For some time she stood and gazed, marveling at the beauty and recalling some of the things her companion of the afternoon had said about his impressions of the place; then suddenly there loomed a dark speck in the near foreground of her meditation, and, looking down annoyed, she discovered the minister like a gnat between the eye and a grand spectacle, his face turned admiringly up to her window, his hand lifted in familiar greeting.

Vexed at his familiarity, she turned quickly and jerked down the shade; then throwing herself on the bed, she had a good cry. Her nerves were terribly wrought up. Things seemed twisted in her mind, and she felt that she had reached the limit of her endurance. Here was she, Margaret Earle, newly elected teacher to the Ashland Ridge School, lying on her bed in tears, when she ought to be getting settled and planning her new life; when the situation demanded her best attention she was wrought up over a foolish little personal dislike.

Why did she have to dislike a minister, anyway, and then take to a wild young fellow whose life thus far had been anything but satisfactory even to himself? Was it her perverse nature that caused her to remember the look in the eyes of the Boy who had rescued her from a night in the wilderness, and to feel there was far more manliness in his face than in the face of the man whose profession surely would lead one to suppose he was more worthy of her respect and interest? Well, she was tired. Perhaps things would assume their normal relation to one another in the morning. And so, after a few minutes, she bathed her face in the little, heavy, iron-stone wash-bowl, combed her hair, and freshened the collar and ruffles in her sleeves preparatory to going down for the evening meal. Then, with a swift thought, she searched through her suit-case for every available article wherewith to brighten that forlorn room.

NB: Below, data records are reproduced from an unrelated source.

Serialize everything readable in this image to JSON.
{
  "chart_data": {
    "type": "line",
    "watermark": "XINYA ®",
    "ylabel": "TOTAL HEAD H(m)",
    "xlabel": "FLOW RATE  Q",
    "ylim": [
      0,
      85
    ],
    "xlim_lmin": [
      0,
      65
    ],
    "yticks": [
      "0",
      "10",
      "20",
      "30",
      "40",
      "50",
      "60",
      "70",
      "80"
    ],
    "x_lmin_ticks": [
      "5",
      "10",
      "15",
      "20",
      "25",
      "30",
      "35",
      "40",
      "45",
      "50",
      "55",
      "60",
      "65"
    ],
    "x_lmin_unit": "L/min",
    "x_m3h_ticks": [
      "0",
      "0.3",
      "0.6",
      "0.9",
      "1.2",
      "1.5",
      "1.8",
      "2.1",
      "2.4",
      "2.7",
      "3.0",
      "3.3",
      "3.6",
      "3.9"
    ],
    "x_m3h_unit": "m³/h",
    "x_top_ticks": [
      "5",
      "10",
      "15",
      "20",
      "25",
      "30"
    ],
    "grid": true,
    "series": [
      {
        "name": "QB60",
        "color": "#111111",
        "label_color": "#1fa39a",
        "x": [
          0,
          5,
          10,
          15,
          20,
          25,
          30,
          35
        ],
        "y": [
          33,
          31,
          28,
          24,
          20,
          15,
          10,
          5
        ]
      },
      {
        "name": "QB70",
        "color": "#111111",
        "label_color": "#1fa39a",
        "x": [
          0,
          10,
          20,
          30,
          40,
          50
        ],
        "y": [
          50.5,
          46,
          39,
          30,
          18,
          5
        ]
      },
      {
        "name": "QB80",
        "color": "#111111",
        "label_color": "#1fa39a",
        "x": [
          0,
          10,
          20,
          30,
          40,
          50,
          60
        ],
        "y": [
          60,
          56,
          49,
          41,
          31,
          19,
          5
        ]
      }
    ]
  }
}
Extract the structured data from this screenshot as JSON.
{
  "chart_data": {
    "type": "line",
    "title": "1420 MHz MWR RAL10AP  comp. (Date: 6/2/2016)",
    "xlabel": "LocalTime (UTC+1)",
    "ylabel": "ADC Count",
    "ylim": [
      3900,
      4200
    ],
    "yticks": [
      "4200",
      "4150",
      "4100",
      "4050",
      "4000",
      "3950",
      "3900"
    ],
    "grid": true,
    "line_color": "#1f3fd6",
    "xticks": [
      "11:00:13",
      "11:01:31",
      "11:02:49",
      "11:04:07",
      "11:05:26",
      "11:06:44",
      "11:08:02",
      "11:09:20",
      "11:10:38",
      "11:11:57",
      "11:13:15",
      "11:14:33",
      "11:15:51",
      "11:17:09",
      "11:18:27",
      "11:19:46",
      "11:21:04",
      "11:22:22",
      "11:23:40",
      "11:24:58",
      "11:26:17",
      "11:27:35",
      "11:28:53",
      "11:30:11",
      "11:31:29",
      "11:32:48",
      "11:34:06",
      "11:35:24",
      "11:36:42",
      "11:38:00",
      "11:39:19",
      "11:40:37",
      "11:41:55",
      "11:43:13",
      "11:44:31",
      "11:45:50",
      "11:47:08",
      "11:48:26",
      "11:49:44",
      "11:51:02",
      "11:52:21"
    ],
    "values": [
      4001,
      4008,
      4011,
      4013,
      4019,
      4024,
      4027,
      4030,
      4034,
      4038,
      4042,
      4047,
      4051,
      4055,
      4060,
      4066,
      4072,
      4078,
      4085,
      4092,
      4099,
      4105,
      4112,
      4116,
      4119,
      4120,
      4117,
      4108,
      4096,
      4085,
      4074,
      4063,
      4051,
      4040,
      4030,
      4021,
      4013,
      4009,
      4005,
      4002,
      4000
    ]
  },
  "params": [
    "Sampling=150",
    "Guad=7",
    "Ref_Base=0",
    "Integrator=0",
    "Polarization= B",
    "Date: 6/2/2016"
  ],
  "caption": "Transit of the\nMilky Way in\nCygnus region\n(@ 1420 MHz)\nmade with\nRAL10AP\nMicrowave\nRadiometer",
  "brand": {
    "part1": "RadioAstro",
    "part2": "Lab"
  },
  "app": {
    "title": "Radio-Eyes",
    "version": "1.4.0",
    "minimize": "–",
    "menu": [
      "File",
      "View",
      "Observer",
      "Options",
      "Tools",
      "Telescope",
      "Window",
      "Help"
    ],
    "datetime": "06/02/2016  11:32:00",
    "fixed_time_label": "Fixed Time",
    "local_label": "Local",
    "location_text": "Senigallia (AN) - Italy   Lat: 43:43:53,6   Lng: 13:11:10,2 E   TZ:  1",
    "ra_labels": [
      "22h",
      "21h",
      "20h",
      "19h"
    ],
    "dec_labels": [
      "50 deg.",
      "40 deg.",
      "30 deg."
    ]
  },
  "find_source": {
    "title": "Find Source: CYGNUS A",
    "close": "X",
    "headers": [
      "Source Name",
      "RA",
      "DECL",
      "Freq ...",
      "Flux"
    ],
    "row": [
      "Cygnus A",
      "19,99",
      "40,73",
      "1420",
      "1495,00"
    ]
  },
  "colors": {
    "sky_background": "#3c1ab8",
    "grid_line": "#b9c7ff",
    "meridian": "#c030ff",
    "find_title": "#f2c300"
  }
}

The dainty dressing-case of Dresden silk with rosy ribbons that her girl friends at home had given as a parting gift covered a generous portion of the pine bureau, and when she had spread it out and bestowed its silver-mounted brushes, combs, hand-glass, and pretty sachet, things seemed to brighten up a bit. She hung up a cobweb of a lace boudoir cap with its rose-colored ribbons over the bleary mirror, threw her kimono of flowered challis over the back of the rocker, arranged her soap and toothbrush, her own wash-rag and a towel brought from home on the wash-stand, and somehow felt better and more as if she belonged. Last she ranged her precious photographs of father and mother and the dear vine-covered church and manse across in front of the mirror. When her trunks came there would be other things, and she could bear it, perhaps, when she had this room buried deep in the home belongings. But this would have to do for to-night, for the trunk might not come till morning, and, anyhow, she was too weary to unpack.